MiCA : ce qui a changé le 1er juillet 2026
Le règlement européen sur les marchés de crypto-actifs encadre à la fois les émetteurs de stablecoins et les plateformes qui les distribuent. Pour un résident français, la conséquence la plus concrète date du 1er juillet 2026.
Jusqu’au 30 juin 2026, un prestataire simplement enregistré PSAN pouvait continuer à servir des clients français. Depuis le 1er juillet 2026, un agrément MiCA est obligatoire. Les prestataires qui ne l’ont pas obtenu ont dû cesser leur activité en France.
C’est pourquoi la liste des endroits où acheter légalement un stablecoin en euro depuis la France a changé — et pourquoi il faut se méfier des comparatifs qui n’ont pas été mis à jour depuis. La liste vérifiée →
Ce que MiCA impose à un émetteur de stablecoin
- Un agrément. Seuls un établissement de crédit ou un établissement de monnaie électronique agréé peuvent émettre un jeton adossé à une monnaie officielle.
- Des réserves intégrales. Les fonds reçus doivent être conservés, protégés et séparés du patrimoine de l’émetteur.
- Un droit au remboursement à tout moment, à la valeur nominale, pour tout détenteur.
- Aucun intérêt versé aux détenteurs : c’est explicitement interdit.
- Un livre blanc notifié à l’autorité nationale compétente, et publié.
- Des communications publicitaires encadrées : loyales, clairement identifiables, cohérentes avec le livre blanc, et jamais diffusées avant sa publication.
Vérifié le 21 septembre 2026. Sources : AMF — fin du régime transitoire au 1er juillet 2026, EUR-Lex — règlement européen sur les crypto-actifs (MiCA).
Ce que MiCA impose à une plateforme
Un prestataire de services sur crypto-actifs doit être agréé par une autorité nationale — l’AMF en France, après avis de l’ACPR. Un agrément obtenu dans un autre pays de l’Union permet d’exercer en France par passeport européen : c’est le cas de plusieurs grandes plateformes établies au Luxembourg, en Irlande ou en Autriche.
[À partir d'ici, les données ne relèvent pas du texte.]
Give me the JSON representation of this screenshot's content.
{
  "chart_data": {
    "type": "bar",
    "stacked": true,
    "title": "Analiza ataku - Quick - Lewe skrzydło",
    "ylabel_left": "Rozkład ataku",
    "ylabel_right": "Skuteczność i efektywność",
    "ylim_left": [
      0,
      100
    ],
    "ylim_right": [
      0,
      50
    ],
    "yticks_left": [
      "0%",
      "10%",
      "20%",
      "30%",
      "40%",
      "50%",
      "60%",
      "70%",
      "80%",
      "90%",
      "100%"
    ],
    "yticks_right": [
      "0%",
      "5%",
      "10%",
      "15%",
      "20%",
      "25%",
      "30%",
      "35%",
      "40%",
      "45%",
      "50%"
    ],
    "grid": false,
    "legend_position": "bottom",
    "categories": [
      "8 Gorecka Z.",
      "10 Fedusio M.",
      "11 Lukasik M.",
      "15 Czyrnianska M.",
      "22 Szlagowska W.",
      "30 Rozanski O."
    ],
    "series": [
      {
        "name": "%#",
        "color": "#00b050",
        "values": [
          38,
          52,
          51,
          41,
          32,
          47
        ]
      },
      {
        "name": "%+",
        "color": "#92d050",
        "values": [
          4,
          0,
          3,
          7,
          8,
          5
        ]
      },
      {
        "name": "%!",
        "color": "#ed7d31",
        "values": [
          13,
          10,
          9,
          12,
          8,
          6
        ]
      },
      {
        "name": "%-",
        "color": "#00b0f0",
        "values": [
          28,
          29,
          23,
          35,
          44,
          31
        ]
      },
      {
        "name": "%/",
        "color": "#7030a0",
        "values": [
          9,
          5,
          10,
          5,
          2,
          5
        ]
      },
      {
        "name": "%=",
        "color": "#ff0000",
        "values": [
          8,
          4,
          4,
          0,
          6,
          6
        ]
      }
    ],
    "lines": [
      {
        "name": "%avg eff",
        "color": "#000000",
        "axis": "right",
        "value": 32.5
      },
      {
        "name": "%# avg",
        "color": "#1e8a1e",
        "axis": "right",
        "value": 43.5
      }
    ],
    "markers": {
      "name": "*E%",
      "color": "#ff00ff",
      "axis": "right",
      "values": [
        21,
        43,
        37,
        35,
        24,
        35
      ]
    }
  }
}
L’agrément s’accompagne d’obligations de conservation des avoirs, de ségrégation, d’information des clients et de lutte contre le blanchiment. Exercer sans agrément est une infraction pénale.
Ce que MiCA ne fait pas
Le règlement ne transforme pas un crypto-actif en dépôt bancaire. Il n’y a pas de garantie des dépôts, pas de garantie de valeur, pas de garantie de liquidité. Un agrément atteste qu’un acteur a le droit d’exercer et qu’il est soumis à une supervision — rien de plus, et c’est déjà beaucoup. Les risques qui subsistent →
Une conséquence pour les stablecoins en dollars
MiCA a aussi écarté du marché européen les jetons dont l’émetteur n’a pas obtenu d’agrément ni notifié de livre blanc. Les plateformes agréées ne peuvent plus les proposer à des clients de l’Espace économique européen. C’est l’une des raisons de la progression rapide des jetons en euro depuis le début de 2026.
Questions fréquentes
Qu'est-ce qu'un jeton de monnaie électronique au sens de MiCA ?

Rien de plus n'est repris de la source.